Mr. Cohen also emphasized in the accompanying press release another theme of the SEC’s cybersecurity efforts when he stated that “[t]his case is a reminder to brokers and investment advisers that cybersecurity procedures must be reasonably designed to fit their specific business models.” In its order, the SEC found that VFA’s policies and procedures were not tailored to address the risks posed by remote login activity of contractors, who were the largest part of its workforce.

The SEC has repeatedly emphasized the importance of tailoring of policies and procedures to a firm’s specific environment.  The SEC also brought enforcement actions under the Safeguards Rule when template policies and procedures were not properly customized.  The SEC takes the position that what is reasonable for one firm may not be reasonable for another and that the policies and procedures a firm deploys must fit its business practices. Thus, firms should evaluate whether their policies and procedures are grounded in an appropriate risk assessment that considers closely the firm’s business model and unique vulnerabilities.

A firm is more likely to face an enforcement action if it ignores red flags.

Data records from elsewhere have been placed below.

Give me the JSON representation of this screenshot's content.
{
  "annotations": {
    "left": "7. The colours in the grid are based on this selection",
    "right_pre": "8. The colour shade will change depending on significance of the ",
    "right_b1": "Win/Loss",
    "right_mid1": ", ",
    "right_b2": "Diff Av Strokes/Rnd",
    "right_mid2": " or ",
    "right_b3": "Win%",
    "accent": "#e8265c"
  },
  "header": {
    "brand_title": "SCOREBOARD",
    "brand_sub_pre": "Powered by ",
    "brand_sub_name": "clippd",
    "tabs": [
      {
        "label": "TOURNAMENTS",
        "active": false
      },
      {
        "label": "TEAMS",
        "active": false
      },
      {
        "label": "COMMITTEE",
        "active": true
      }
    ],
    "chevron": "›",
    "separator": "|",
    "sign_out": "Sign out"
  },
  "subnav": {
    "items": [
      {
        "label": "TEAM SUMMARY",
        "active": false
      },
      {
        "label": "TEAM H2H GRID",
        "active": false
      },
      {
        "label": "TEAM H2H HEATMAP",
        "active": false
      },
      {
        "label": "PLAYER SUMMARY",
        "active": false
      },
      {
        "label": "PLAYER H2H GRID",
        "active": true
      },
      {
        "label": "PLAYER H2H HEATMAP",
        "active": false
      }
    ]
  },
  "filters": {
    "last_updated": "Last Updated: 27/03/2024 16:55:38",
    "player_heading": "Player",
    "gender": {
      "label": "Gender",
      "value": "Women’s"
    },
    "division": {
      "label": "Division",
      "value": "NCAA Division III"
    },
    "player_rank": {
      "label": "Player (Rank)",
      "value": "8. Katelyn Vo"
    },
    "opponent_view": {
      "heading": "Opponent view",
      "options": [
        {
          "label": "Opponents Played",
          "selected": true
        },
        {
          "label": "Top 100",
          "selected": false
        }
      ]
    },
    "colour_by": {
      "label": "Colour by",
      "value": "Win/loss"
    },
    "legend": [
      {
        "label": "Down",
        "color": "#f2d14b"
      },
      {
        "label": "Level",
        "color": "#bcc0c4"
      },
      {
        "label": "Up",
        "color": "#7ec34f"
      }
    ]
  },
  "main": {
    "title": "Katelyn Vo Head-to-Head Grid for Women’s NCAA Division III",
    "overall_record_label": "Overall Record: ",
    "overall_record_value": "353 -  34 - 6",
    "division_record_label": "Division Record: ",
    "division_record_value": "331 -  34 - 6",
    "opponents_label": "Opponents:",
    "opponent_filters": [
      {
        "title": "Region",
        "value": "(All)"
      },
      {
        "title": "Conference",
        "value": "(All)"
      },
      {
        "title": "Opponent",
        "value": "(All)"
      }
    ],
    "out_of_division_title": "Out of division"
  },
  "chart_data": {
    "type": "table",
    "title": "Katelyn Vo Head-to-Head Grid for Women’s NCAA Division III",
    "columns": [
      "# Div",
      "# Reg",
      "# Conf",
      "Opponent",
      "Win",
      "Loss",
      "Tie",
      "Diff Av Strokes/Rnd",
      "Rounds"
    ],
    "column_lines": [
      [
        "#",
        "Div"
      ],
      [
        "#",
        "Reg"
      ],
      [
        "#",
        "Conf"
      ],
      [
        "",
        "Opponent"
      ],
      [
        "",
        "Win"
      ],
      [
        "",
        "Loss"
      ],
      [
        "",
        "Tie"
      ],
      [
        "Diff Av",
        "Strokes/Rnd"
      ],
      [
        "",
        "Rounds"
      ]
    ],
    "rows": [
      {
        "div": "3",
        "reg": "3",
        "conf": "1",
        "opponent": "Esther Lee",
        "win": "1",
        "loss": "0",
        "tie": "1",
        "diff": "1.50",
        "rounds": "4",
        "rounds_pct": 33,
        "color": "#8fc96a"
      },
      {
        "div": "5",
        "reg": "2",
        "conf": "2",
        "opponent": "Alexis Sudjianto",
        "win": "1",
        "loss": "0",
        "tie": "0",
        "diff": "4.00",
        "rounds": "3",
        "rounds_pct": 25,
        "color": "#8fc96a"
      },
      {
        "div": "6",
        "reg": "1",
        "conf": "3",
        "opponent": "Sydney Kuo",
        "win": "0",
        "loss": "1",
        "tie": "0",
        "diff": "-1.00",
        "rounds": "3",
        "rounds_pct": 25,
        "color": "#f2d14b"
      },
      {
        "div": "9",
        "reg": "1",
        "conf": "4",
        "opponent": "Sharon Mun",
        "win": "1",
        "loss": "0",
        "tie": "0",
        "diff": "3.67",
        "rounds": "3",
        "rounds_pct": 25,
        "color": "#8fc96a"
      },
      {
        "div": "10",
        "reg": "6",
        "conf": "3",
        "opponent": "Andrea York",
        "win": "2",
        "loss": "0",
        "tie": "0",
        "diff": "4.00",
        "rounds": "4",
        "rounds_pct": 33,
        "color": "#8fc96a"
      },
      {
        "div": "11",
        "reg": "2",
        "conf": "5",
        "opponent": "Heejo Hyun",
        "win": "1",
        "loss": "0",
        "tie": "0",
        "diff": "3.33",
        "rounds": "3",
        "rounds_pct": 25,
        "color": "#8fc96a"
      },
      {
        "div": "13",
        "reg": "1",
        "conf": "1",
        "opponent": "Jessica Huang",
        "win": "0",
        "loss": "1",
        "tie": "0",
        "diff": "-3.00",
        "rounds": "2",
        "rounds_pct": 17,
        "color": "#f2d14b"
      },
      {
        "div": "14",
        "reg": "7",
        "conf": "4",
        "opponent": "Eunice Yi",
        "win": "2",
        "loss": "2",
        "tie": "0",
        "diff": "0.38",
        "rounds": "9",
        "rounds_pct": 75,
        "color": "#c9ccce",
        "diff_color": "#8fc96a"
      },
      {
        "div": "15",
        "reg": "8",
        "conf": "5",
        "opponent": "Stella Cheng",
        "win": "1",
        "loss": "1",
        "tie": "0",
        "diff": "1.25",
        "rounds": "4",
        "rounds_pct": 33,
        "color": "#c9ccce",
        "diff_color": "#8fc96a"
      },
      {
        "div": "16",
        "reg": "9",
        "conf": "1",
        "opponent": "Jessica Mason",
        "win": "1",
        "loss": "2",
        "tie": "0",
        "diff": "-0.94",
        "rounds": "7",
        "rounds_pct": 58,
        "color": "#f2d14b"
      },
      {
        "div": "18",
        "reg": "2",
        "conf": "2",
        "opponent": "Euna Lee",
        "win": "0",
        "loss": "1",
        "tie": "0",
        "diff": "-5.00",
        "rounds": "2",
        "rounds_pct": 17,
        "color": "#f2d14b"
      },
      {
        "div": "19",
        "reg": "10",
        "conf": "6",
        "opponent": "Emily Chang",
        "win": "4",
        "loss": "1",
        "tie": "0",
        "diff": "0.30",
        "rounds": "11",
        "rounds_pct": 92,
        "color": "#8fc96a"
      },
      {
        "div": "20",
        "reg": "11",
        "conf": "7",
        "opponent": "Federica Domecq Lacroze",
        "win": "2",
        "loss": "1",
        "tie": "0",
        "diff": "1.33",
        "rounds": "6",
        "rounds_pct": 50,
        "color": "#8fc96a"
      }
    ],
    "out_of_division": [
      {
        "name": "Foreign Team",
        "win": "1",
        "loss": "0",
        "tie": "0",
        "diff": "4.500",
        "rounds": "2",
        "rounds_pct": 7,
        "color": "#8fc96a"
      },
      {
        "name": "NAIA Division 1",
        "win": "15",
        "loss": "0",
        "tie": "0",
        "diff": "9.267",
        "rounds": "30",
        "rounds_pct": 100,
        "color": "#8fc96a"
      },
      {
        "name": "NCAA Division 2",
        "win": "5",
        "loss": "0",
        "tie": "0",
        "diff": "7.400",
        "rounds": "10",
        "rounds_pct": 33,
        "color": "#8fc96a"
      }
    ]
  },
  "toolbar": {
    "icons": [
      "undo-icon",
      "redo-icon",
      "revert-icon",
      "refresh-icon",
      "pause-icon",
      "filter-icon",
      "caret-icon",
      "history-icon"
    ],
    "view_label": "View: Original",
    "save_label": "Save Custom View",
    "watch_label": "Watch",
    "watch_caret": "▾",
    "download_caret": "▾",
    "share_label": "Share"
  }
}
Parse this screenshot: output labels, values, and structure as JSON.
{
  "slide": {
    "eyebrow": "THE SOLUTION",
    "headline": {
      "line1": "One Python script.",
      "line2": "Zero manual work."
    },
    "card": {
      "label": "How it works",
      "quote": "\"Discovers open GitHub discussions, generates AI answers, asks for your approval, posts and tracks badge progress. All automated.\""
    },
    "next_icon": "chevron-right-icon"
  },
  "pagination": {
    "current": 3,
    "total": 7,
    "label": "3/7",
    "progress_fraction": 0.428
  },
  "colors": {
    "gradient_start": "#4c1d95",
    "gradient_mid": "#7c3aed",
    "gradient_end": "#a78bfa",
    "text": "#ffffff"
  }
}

The SEC appears more likely to undertake an enforcement action when a firm not only had shortcomings with its policies and procedures but also ignored signs of trouble. Examples from previous SEC cybersecurity enforcement actions include a failure to act on internal audit recommendations or in light of known breaches,  a lack of procedures for responding to potential security issues discovered during branch audits or help desk calls,  and a failure to strengthen policies and procedures after a laptop and credentials were stolen.  Accordingly, we recommend that firms include in their policies and procedures mechanisms to quickly identify and respond to security incidents and concerns as they arise. As made clear in the order, the ability to quickly identify and respond to security incidents requires employee training to ensure that employees know cybersecurity warning signs and what to do when they observe them.

Conclusion

No firm is immune from the risk of a cyber intrusion. Fraudsters are constantly finding new ways to find and exploit vulnerabilities. Firms must plan for cybersecurity resilience by training employees and periodically revisiting policies and procedures to consider new threats, lessons learned, and changes in law and regulation, all of which are critical elements of cyber-resilience.